GDPR hasn't sparked rise in spam - so far
Report reveals spam is still a problem, although number of junk emails is down
The arrival of the General Data Protection Regulation (GDPR) has not caused spam to increase, despite experts predicting otherwise following the introduction of the EU law, research by Recorded Future has revealed.
Before the new data regulations were introduced at the end of May, privacy commentators predicted that spam may rise as security researchers wouldn't be able to use WHOIS information they had previously turned to in order to find, name and shame culprits.
Although the number of spam emails sent out has reduced since GDPR was introduced, according to email tracking service Cisco Talos, spam accounted for 85.14% of all emails - a slight decrease compared to the beginning of May when 85.28% of all emails were flagged as spam.
Spammers often register lots of domains in order to send their unwanted emails to lots of recipients, but Recorded Future added that the number of domain registrations have also fallen, suggesting those wanting the bend the rules are either waiting for the GDPR dust to settle or are seeking other ways to send unsolicited communications.
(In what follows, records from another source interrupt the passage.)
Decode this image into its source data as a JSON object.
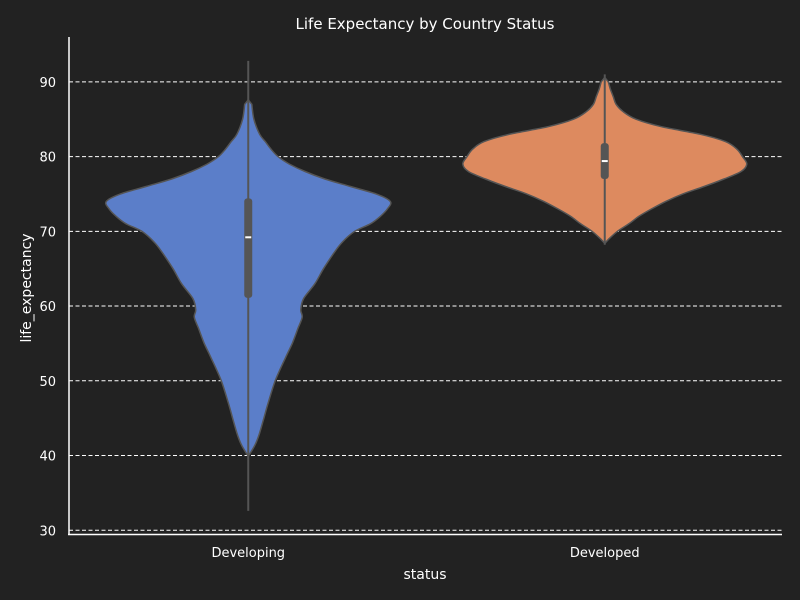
{
  "chart_data": {
    "type": "violin",
    "title": "Life Expectancy by Country Status",
    "xlabel": "status",
    "ylabel": "life_expectancy",
    "categories": [
      "Developing",
      "Developed"
    ],
    "ylim": [
      29.5,
      96
    ],
    "yticks": [
      30,
      40,
      50,
      60,
      70,
      80,
      90
    ],
    "grid": true,
    "colors": {
      "background": "#222222",
      "Developing": "#5b7ec9",
      "Developed": "#dd8a5f",
      "box": "#555555",
      "grid": "#ffffff"
    },
    "series": [
      {
        "name": "Developing",
        "min": 36.3,
        "q1": 61.1,
        "median": 69.2,
        "q3": 74.4,
        "max": 89.0,
        "density": [
          [
            32.6,
            0.0
          ],
          [
            36.0,
            0.0
          ],
          [
            39.5,
            0.0
          ],
          [
            40.5,
            0.02
          ],
          [
            41.5,
            0.05
          ],
          [
            43.0,
            0.08
          ],
          [
            45.0,
            0.11
          ],
          [
            47.0,
            0.14
          ],
          [
            50.0,
            0.19
          ],
          [
            53.0,
            0.26
          ],
          [
            55.0,
            0.31
          ],
          [
            57.0,
            0.35
          ],
          [
            58.5,
            0.38
          ],
          [
            59.5,
            0.37
          ],
          [
            61.0,
            0.39
          ],
          [
            63.0,
            0.47
          ],
          [
            65.0,
            0.53
          ],
          [
            67.0,
            0.6
          ],
          [
            68.5,
            0.66
          ],
          [
            70.0,
            0.75
          ],
          [
            71.0,
            0.86
          ],
          [
            72.0,
            0.93
          ],
          [
            73.0,
            0.98
          ],
          [
            74.0,
            1.0
          ],
          [
            75.0,
            0.9
          ],
          [
            76.0,
            0.72
          ],
          [
            77.0,
            0.54
          ],
          [
            78.0,
            0.4
          ],
          [
            79.0,
            0.29
          ],
          [
            80.0,
            0.21
          ],
          [
            81.0,
            0.16
          ],
          [
            82.0,
            0.12
          ],
          [
            83.0,
            0.08
          ],
          [
            85.0,
            0.04
          ],
          [
            87.0,
            0.025
          ],
          [
            89.0,
            0.0
          ],
          [
            92.8,
            0.0
          ]
        ]
      },
      {
        "name": "Developed",
        "min": 70.5,
        "q1": 77.0,
        "median": 79.4,
        "q3": 81.8,
        "max": 89.0,
        "density": [
          [
            68.2,
            0.0
          ],
          [
            69.0,
            0.03
          ],
          [
            70.0,
            0.09
          ],
          [
            71.0,
            0.17
          ],
          [
            72.0,
            0.24
          ],
          [
            73.0,
            0.33
          ],
          [
            74.0,
            0.43
          ],
          [
            75.0,
            0.55
          ],
          [
            76.0,
            0.7
          ],
          [
            77.0,
            0.84
          ],
          [
            78.0,
            0.96
          ],
          [
            79.0,
            1.0
          ],
          [
            80.0,
            0.97
          ],
          [
            81.0,
            0.93
          ],
          [
            82.0,
            0.85
          ],
          [
            83.0,
            0.67
          ],
          [
            84.0,
            0.4
          ],
          [
            85.0,
            0.22
          ],
          [
            86.0,
            0.13
          ],
          [
            87.0,
            0.08
          ],
          [
            88.0,
            0.06
          ],
          [
            89.0,
            0.04
          ],
          [
            90.0,
            0.025
          ],
          [
            91.0,
            0.0
          ]
        ]
      }
    ]
  }
}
Another hypothesis is that spammers are instead using Top Level Domain (TLD) registrations to run their campaigns. But these seem to have dropped too, with the most commonly abused TLDs dropping as a total percentage of all registered domain names. Although TLDs increased as a percentage of total new domain registrations in the period after GDPR, these don't seem to have been put to work as spam masks just yet.
"ICANN's response to GDPR has effectively granted default anonymity to domain registrants," explained Tim Chen, CEO of DomainTools. "While it is heartening that, over the first 90 days, we're not seeing a spike in spam, it is important to evaluate the full spectrum of cybercrime, cyber espionage and generally bad behavior online before concluding this new law does not impact internet security."